I nostri rifiuti galleggianti, quelli in plastica, per intenderci, hanno assunto proporzioni così evidenti da poter formare uno stato indipendente. Un’affermazione apparentemente azzardata e paradossale è la base della provocazione lanciata dall’associazione ambientalista Plastic Ocean Foundation che, insieme all’agenzia media LadBible, vuole portare all’attenzione dell’opinione pubblica il cosiddetto “Pacific Trash Vortex”. Si tratta dell’enorme macchia galleggiante formata dai rifiuti rilasciati in mare, compattatisi in un’unica grande isola estesa quanto la Francia a largo dell’Oceano Pacifico, tra la California e le Hawaii.
Questo particolare fenomeno è dovuto alle correnti dell’Oceano Pacifico, in particolare al vortice (o gyre) sub-tropicale che circola in senso orario. L’acqua si agita soltanto all’esterno, trascinando i materiali galleggianti verso l’interno che, nel corso degli anni e con l’accumularsi dei rifiuti, hanno dato vita al fenomeno in questione. Il danno ambientale è notevole, dato che le specie animali situate in quell’ecosistema tendono a nutrirsi anche di materie plastiche, estremamente nocive e inquinanti.
La questione messa in luce dalla Plastic Ocean Foundation è molto semplice: consultando la Carta di Montevideo sui diritti degli stati, è chiaro che se la grande estensione di materie plastiche che galleggia al largo del Pacifico fosse riconosciuta come stato indipendente, potrebbe godere delle norme di salvaguardia ambientale, procedendo così al suo smantellamento.
Un’iniziativa appoggiata anche da Al Gore, ambientalista di rilievo mondiale, già in corsa per la carica presidenziale americana e Premio Nobel per la pace nel 2007. Potrebbe essere proprio lui il Primo cittadino onorario della grande isola di plastica, la cui richiesta di indipendenza è stata anche presentata alle Nazioni Unite: potrebbe diventare il 196esimo stato riconosciuto a livello mondiale, pertanto sono già pronti simboli e bandiera, disegnata dal designer Mario Kerkstra.
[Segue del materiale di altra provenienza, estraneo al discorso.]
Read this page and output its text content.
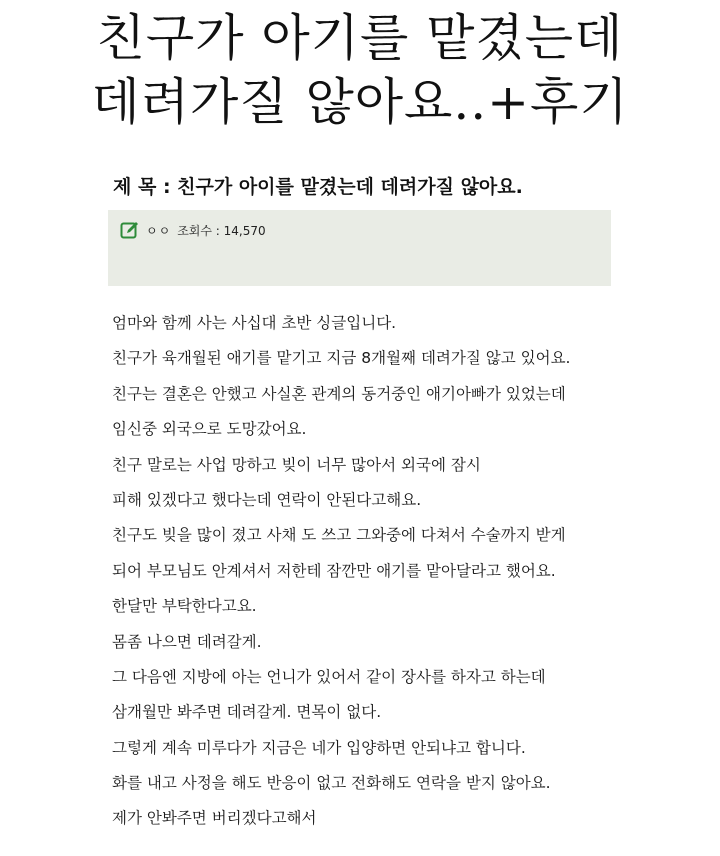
친구가 아기를 맡겼는데
데려가질 않아요..+후기
제 목 : 친구가 아이를 맡겼는데 데려가질 않아요.
ㅇㅇ 조회수 : 14,570
엄마와 함께 사는 사십대 초반 싱글입니다.
친구가 육개월된 애기를 맡기고 지금 8개월째 데려가질 않고 있어요.
친구는 결혼은 안했고 사실혼 관계의 동거중인 애기아빠가 있었는데
임신중 외국으로 도망갔어요.
친구 말로는 사업 망하고 빚이 너무 많아서 외국에 잠시
피해 있겠다고 했다는데 연락이 안된다고해요.
친구도 빚을 많이 졌고 사채 도 쓰고 그와중에 다쳐서 수술까지 받게
되어 부모님도 안계셔서 저한테 잠깐만 애기를 맡아달라고 했어요.
한달만 부탁한다고요.
몸좀 나으면 데려갈게.
그 다음엔 지방에 아는 언니가 있어서 같이 장사를 하자고 하는데
삼개월만 봐주면 데려갈게. 면목이 없다.
그렇게 계속 미루다가 지금은 네가 입양하면 안되냐고 합니다.
화를 내고 사정을 해도 반응이 없고 전화해도 연락을 받지 않아요.
제가 안봐주면 버리겠다고해서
Il dramma dell’isola di plastica mette in risalto l’estrema difficoltà di alcune aree dell’Oceano Pacifico, nel quale si contano atolli quasi completamente sommersi dai rifiuti e dalla plastica. L’estensione del problema aumenta di anno in anno, visto il rapido accumulo di detriti e rifiuti non biodegradabili. Gli ambientalisti avvertono i governi e le popolazioni mondiali: ben presto saranno necessarie misure molto più incisive di una semplice provocazione o raccolta firme, è l’assetto ambientale dell’intero pianeta che potrebbe cambiare. E le conseguenze potrebbero essere irreparabili.